A moment later she realized she should have just ripped the envelope open instantly. Because now, quicker than a freeze-up on her computer, her conscience had kicked in. Killer though Travis might be, could she rightfully rummage around in his private papers? Regretfully, she dropped the envelope back in the box. As an ex-wife from whom Travis was trying to extort money, maybe Kim was entitled to open it.

What Cate wanted to do right now was rush up to Tigard and start asking questions, but it was time, not conscience, that held her back. Investigating Travis wasn’t a paying proposition for Belmont Investigations, and husband-following was. Which is what she and Uncle Joe were scheduled to do for the next two days. But right after that—no, she couldn’t go then, either, she realized in further frustration.

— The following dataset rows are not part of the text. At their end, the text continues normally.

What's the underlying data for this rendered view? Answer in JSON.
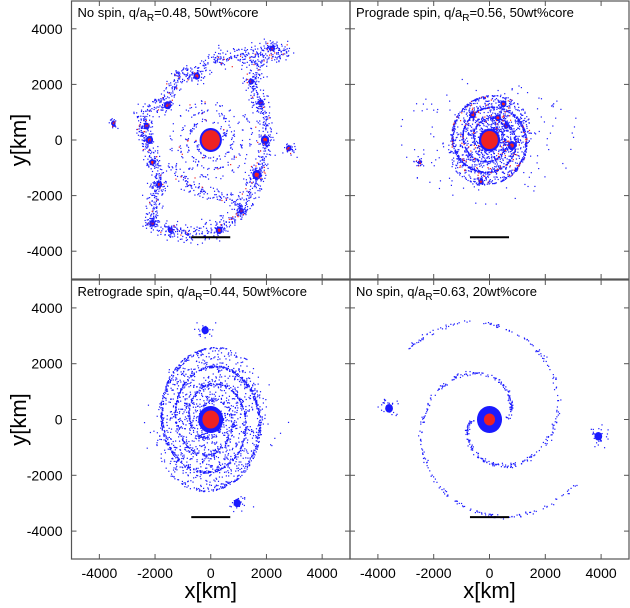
{
  "chart_data": {
    "type": "scatter",
    "xlabel": "x[km]",
    "ylabel": "y[km]",
    "xlim": [
      -5000,
      5000
    ],
    "ylim": [
      -5000,
      5000
    ],
    "xticks": [
      -4000,
      -2000,
      0,
      2000,
      4000
    ],
    "yticks": [
      -4000,
      -2000,
      0,
      2000,
      4000
    ],
    "xtick_labels": [
      "-4000",
      "-2000",
      "0",
      "2000",
      "4000"
    ],
    "ytick_labels": [
      "-4000",
      "-2000",
      "0",
      "2000",
      "4000"
    ],
    "grid": false,
    "colors": {
      "particle_primary": "#1a1aff",
      "particle_secondary": "#ee2222",
      "scale_bar": "#000000"
    },
    "panels": [
      {
        "title": {
          "pre": "No spin, q/a",
          "sub": "R",
          "post": "=0.48, 50wt%core"
        },
        "scale_bar": {
          "x": [
            -700,
            700
          ],
          "y": -3500
        },
        "central_body": {
          "x": 0,
          "y": 0,
          "r_red": 330,
          "r_blue": 400
        },
        "spiral": {
          "r_start": 500,
          "r_end": 1500,
          "turns": 1.6,
          "arms": 2,
          "count": 260
        },
        "outer_ring": [
          [
            -2500,
            900
          ],
          [
            -1600,
            1500
          ],
          [
            -1200,
            2300
          ],
          [
            -500,
            2400
          ],
          [
            200,
            2900
          ],
          [
            1200,
            3000
          ],
          [
            2200,
            3400
          ],
          [
            2700,
            3200
          ],
          [
            1500,
            2800
          ],
          [
            1600,
            1600
          ],
          [
            1900,
            900
          ],
          [
            1950,
            0
          ],
          [
            1800,
            -900
          ],
          [
            1650,
            -1300
          ],
          [
            1200,
            -2500
          ],
          [
            300,
            -3200
          ],
          [
            -500,
            -3400
          ],
          [
            -1500,
            -3250
          ],
          [
            -2100,
            -3000
          ],
          [
            -2000,
            -2000
          ],
          [
            -1900,
            -1200
          ],
          [
            -2300,
            -200
          ],
          [
            -2500,
            900
          ]
        ],
        "inner_loop": [
          [
            -1500,
            -900
          ],
          [
            -800,
            -1700
          ],
          [
            200,
            -2000
          ],
          [
            900,
            -2200
          ],
          [
            1300,
            -2500
          ]
        ],
        "ring_count": 1400,
        "clumps": [
          [
            -3500,
            600,
            80
          ],
          [
            -2200,
            0,
            130
          ],
          [
            -2300,
            500,
            110
          ],
          [
            -1550,
            1250,
            130
          ],
          [
            -500,
            2300,
            120
          ],
          [
            2200,
            3300,
            80
          ],
          [
            1450,
            2100,
            100
          ],
          [
            1800,
            1350,
            100
          ],
          [
            1950,
            0,
            150
          ],
          [
            2800,
            -300,
            100
          ],
          [
            1650,
            -1250,
            160
          ],
          [
            1100,
            -2550,
            90
          ],
          [
            300,
            -3250,
            120
          ],
          [
            -1450,
            -3250,
            90
          ],
          [
            -2100,
            -3000,
            110
          ],
          [
            -1850,
            -1600,
            110
          ],
          [
            -2100,
            -800,
            100
          ]
        ],
        "red_fraction": 0.06,
        "seed": 11
      },
      {
        "title": {
          "pre": "Prograde spin, q/a",
          "sub": "R",
          "post": "=0.56, 50wt%core"
        },
        "scale_bar": {
          "x": [
            -700,
            700
          ],
          "y": -3500
        },
        "central_body": {
          "x": 0,
          "y": 0,
          "r_red": 300,
          "r_blue": 380
        },
        "cloud": {
          "rx": 1500,
          "ry": 1550,
          "count": 1900,
          "halo_count": 120,
          "halo_r": 3300
        },
        "clumps": [
          [
            800,
            -200,
            150
          ],
          [
            300,
            800,
            110
          ],
          [
            500,
            1300,
            110
          ],
          [
            -600,
            900,
            110
          ],
          [
            -2500,
            -800,
            60
          ],
          [
            -300,
            -1500,
            90
          ],
          [
            600,
            500,
            90
          ]
        ],
        "red_fraction": 0.07,
        "seed": 23
      },
      {
        "title": {
          "pre": "Retrograde spin, q/a",
          "sub": "R",
          "post": "=0.44, 50wt%core"
        },
        "scale_bar": {
          "x": [
            -700,
            700
          ],
          "y": -3500
        },
        "central_body": {
          "x": 0,
          "y": 0,
          "r_red": 300,
          "r_blue": 450
        },
        "cloud": {
          "rx": 2000,
          "ry": 2500,
          "count": 2300,
          "halo_count": 30,
          "halo_r": 3000
        },
        "clumps": [
          [
            -200,
            3200,
            130
          ],
          [
            950,
            -3000,
            130
          ]
        ],
        "red_fraction": 0,
        "seed": 37
      },
      {
        "title": {
          "pre": "No spin, q/a",
          "sub": "R",
          "post": "=0.63, 20wt%core"
        },
        "scale_bar": {
          "x": [
            -700,
            700
          ],
          "y": -3500
        },
        "central_body": {
          "x": 0,
          "y": 0,
          "r_red": 200,
          "r_blue": 450
        },
        "spiral": {
          "r_start": 600,
          "r_end": 3800,
          "turns": 0.9,
          "arms": 2,
          "count": 520
        },
        "clumps": [
          [
            -3600,
            400,
            140
          ],
          [
            3900,
            -600,
            140
          ]
        ],
        "red_fraction": 0,
        "seed": 53
      }
    ]
  }
}
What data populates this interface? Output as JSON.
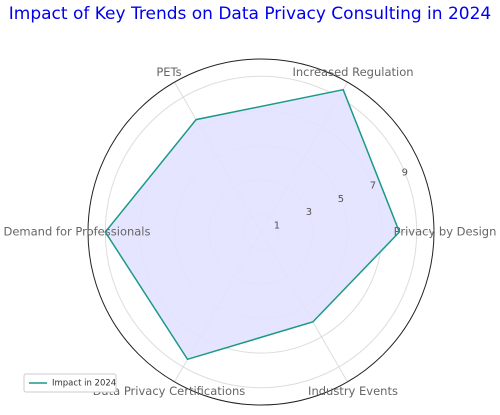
{
  "chart_data": {
    "type": "radar",
    "title": "Impact of Key Trends on Data Privacy Consulting in 2024",
    "categories": [
      "Privacy by Design",
      "Increased Regulation",
      "PETs",
      "Demand for Professionals",
      "Data Privacy Certifications",
      "Industry Events"
    ],
    "series": [
      {
        "name": "Impact in 2024",
        "color": "#1a9a86",
        "fill": "#e2e2ff",
        "values": [
          8,
          9.5,
          7.5,
          9,
          8.5,
          6
        ]
      }
    ],
    "ylim": [
      0,
      10
    ],
    "yticks": [
      1,
      3,
      5,
      7,
      9
    ],
    "grid": true,
    "legend": "lower left"
  }
}
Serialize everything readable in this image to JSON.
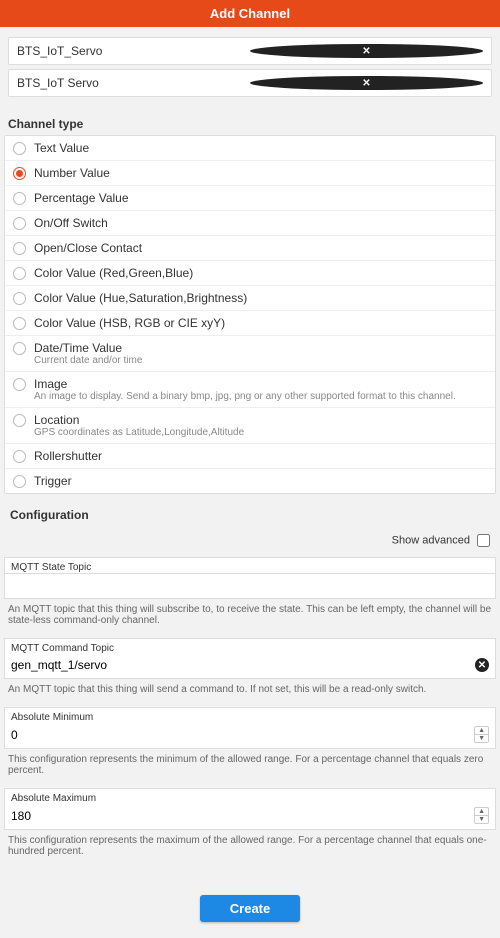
{
  "header": {
    "title": "Add Channel"
  },
  "name_fields": [
    {
      "value": "BTS_IoT_Servo"
    },
    {
      "value": "BTS_IoT Servo"
    }
  ],
  "channel_type": {
    "title": "Channel type",
    "selected_index": 1,
    "options": [
      {
        "label": "Text Value"
      },
      {
        "label": "Number Value"
      },
      {
        "label": "Percentage Value"
      },
      {
        "label": "On/Off Switch"
      },
      {
        "label": "Open/Close Contact"
      },
      {
        "label": "Color Value (Red,Green,Blue)"
      },
      {
        "label": "Color Value (Hue,Saturation,Brightness)"
      },
      {
        "label": "Color Value (HSB, RGB or CIE xyY)"
      },
      {
        "label": "Date/Time Value",
        "sub": "Current date and/or time"
      },
      {
        "label": "Image",
        "sub": "An image to display. Send a binary bmp, jpg, png or any other supported format to this channel."
      },
      {
        "label": "Location",
        "sub": "GPS coordinates as Latitude,Longitude,Altitude"
      },
      {
        "label": "Rollershutter"
      },
      {
        "label": "Trigger"
      }
    ]
  },
  "config": {
    "title": "Configuration",
    "show_advanced_label": "Show advanced",
    "show_advanced": false,
    "mqtt_state": {
      "label": "MQTT State Topic",
      "value": "",
      "help": "An MQTT topic that this thing will subscribe to, to receive the state. This can be left empty, the channel will be state-less command-only channel."
    },
    "mqtt_command": {
      "label": "MQTT Command Topic",
      "value": "gen_mqtt_1/servo",
      "help": "An MQTT topic that this thing will send a command to. If not set, this will be a read-only switch."
    },
    "abs_min": {
      "label": "Absolute Minimum",
      "value": "0",
      "help": "This configuration represents the minimum of the allowed range. For a percentage channel that equals zero percent."
    },
    "abs_max": {
      "label": "Absolute Maximum",
      "value": "180",
      "help": "This configuration represents the maximum of the allowed range. For a percentage channel that equals one-hundred percent."
    }
  },
  "create_label": "Create",
  "colors": {
    "accent": "#e64a19",
    "primary_button": "#1e88e5"
  }
}
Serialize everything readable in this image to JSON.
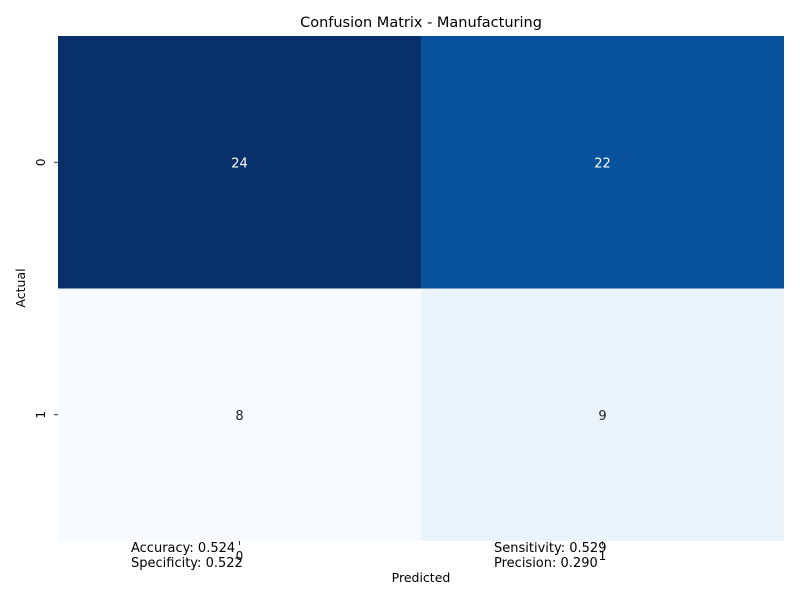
{
  "chart_data": {
    "type": "heatmap",
    "title": "Confusion Matrix - Manufacturing",
    "xlabel": "Predicted",
    "ylabel": "Actual",
    "x_categories": [
      "0",
      "1"
    ],
    "y_categories": [
      "0",
      "1"
    ],
    "values": [
      [
        24,
        22
      ],
      [
        8,
        9
      ]
    ],
    "colorscale": "Blues",
    "colorbar": false,
    "annotations": [
      "Accuracy: 0.524\nSpecificity: 0.522",
      "Sensitivity: 0.529\nPrecision: 0.290"
    ]
  }
}
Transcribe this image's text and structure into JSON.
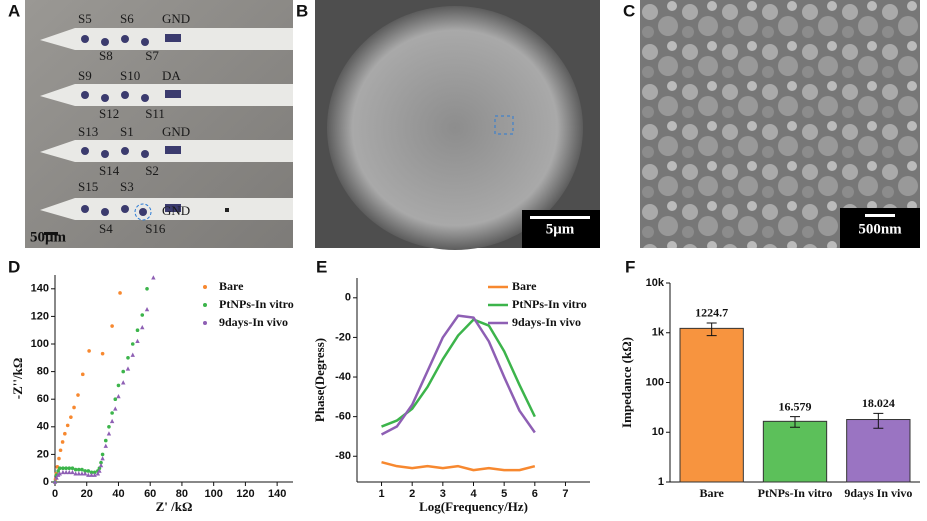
{
  "images": [
    {
      "panel": "A",
      "labels": [
        "S5",
        "S6",
        "GND",
        "S8",
        "S7",
        "S9",
        "S10",
        "DA",
        "S12",
        "S11",
        "S13",
        "S1",
        "GND",
        "S14",
        "S2",
        "S15",
        "S3",
        "GND",
        "S4",
        "S16"
      ],
      "scale_bar": "50μm"
    },
    {
      "panel": "B",
      "scale_bar": "5μm"
    },
    {
      "panel": "C",
      "scale_bar": "500nm"
    }
  ],
  "chart_data": [
    {
      "type": "scatter",
      "panel": "D",
      "x_label": "Z' /kΩ",
      "y_label": "-Z''/kΩ",
      "xlim": [
        0,
        150
      ],
      "xticks": [
        0,
        20,
        40,
        60,
        80,
        100,
        120,
        140
      ],
      "ylim": [
        0,
        150
      ],
      "yticks": [
        0,
        20,
        40,
        60,
        80,
        100,
        120,
        140
      ],
      "legend": "top-right",
      "series": [
        {
          "name": "Bare",
          "color": "#f7882f",
          "marker": "circle",
          "x": [
            0.3,
            0.8,
            1.5,
            2.5,
            3.5,
            4.8,
            6.2,
            8,
            10,
            12,
            14.5,
            17.5,
            21.5,
            30,
            36,
            41
          ],
          "values": [
            2,
            6,
            11,
            17,
            23,
            29,
            35,
            41,
            47,
            54,
            63,
            78,
            95,
            93,
            113,
            137
          ]
        },
        {
          "name": "PtNPs-In vitro",
          "color": "#3cb44b",
          "marker": "circle",
          "x": [
            0,
            1,
            2,
            3,
            5,
            7,
            9,
            11,
            13,
            15,
            17,
            19,
            21,
            23,
            25,
            27,
            28,
            29,
            30,
            32,
            34,
            36,
            38,
            40,
            43,
            46,
            49,
            52,
            55,
            58
          ],
          "values": [
            0,
            5,
            8,
            10,
            10,
            10,
            10,
            10,
            9,
            9,
            9,
            8,
            8,
            7,
            7,
            8,
            10,
            14,
            20,
            30,
            40,
            50,
            60,
            70,
            80,
            90,
            100,
            110,
            121,
            140
          ]
        },
        {
          "name": "9days-In vivo",
          "color": "#8e5fb4",
          "marker": "triangle",
          "x": [
            0,
            1,
            2,
            3,
            5,
            7,
            9,
            11,
            13,
            15,
            17,
            19,
            21,
            23,
            25,
            27,
            28,
            29,
            30,
            32,
            34,
            36,
            38,
            40,
            43,
            46,
            49,
            52,
            55,
            58,
            62
          ],
          "values": [
            0,
            3,
            5,
            6,
            7,
            7,
            7,
            7,
            6,
            6,
            6,
            6,
            5,
            5,
            5,
            6,
            8,
            12,
            17,
            26,
            35,
            44,
            53,
            62,
            72,
            82,
            92,
            102,
            112,
            125,
            148
          ]
        }
      ]
    },
    {
      "type": "line",
      "panel": "E",
      "x_label": "Log(Frequency/Hz)",
      "y_label": "Phase(Degress)",
      "xlim": [
        0.2,
        7.8
      ],
      "xticks": [
        1,
        2,
        3,
        4,
        5,
        6,
        7
      ],
      "ylim": [
        -93,
        10
      ],
      "yticks": [
        -80,
        -60,
        -40,
        -20,
        0
      ],
      "legend": "top-right",
      "x": [
        1,
        1.5,
        2,
        2.5,
        3,
        3.5,
        4,
        4.5,
        5,
        5.5,
        6
      ],
      "series": [
        {
          "name": "Bare",
          "color": "#f7882f",
          "values": [
            -83,
            -85,
            -86,
            -85,
            -86,
            -85,
            -87,
            -86,
            -87,
            -87,
            -85
          ]
        },
        {
          "name": "PtNPs-In vitro",
          "color": "#3cb44b",
          "values": [
            -65,
            -62,
            -56,
            -45,
            -31,
            -19,
            -11,
            -14,
            -27,
            -44,
            -60
          ]
        },
        {
          "name": "9days-In vivo",
          "color": "#8e5fb4",
          "values": [
            -69,
            -65,
            -54,
            -37,
            -20,
            -9,
            -10,
            -22,
            -40,
            -57,
            -68
          ]
        }
      ]
    },
    {
      "type": "bar",
      "panel": "F",
      "y_label": "Impedance (kΩ)",
      "log_scale": true,
      "ylim": [
        1,
        10000
      ],
      "yticks": [
        1,
        10,
        100,
        {
          "value": 1000,
          "label": "1k"
        },
        {
          "value": 10000,
          "label": "10k"
        }
      ],
      "categories": [
        "Bare",
        "PtNPs-In vitro",
        "9days In vivo"
      ],
      "values": [
        1224.7,
        16.579,
        18.024
      ],
      "errors": [
        350,
        4,
        6
      ],
      "colors": [
        "#f7943f",
        "#5cc05a",
        "#9a74c2"
      ]
    }
  ]
}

She’d have to wait until after the wedding.

But she did have time, she decided after a glance at her watch, to stop by the Mystic Mirage and see what Kim thought about opening the envelope.

Kim’s red Mustang stood at the curb in front of the Mystic Mirage, and Cate parked behind it. The street wasn’t busy on this blustery Monday morning, and the other parking spaces in the block were empty. A sign reading “closed” slanted
across the inside of the door. Kim must be inside working on the going-out-of-business sale.

Cate headed for the door, but it resisted her push. Locked. She rattled the handle, tapped, and then pounded on the door. No response.

Odd. Even if Kim was working in the back room, surely she could hear Cate’s hammering. Cate felt a shimmer of uneasiness.

She moved over to the window, cupped her hands between her face and the glass, and peered inside. Kim had been rearranging merchandise, and Cate could see where she’d put tags on items with a red line drawn through the original price and a new price below. The Oriental swords had been removed from the back wall.

Maybe she should go around to the alleyway and pound on that back door. The one through which the killer had escaped that other time.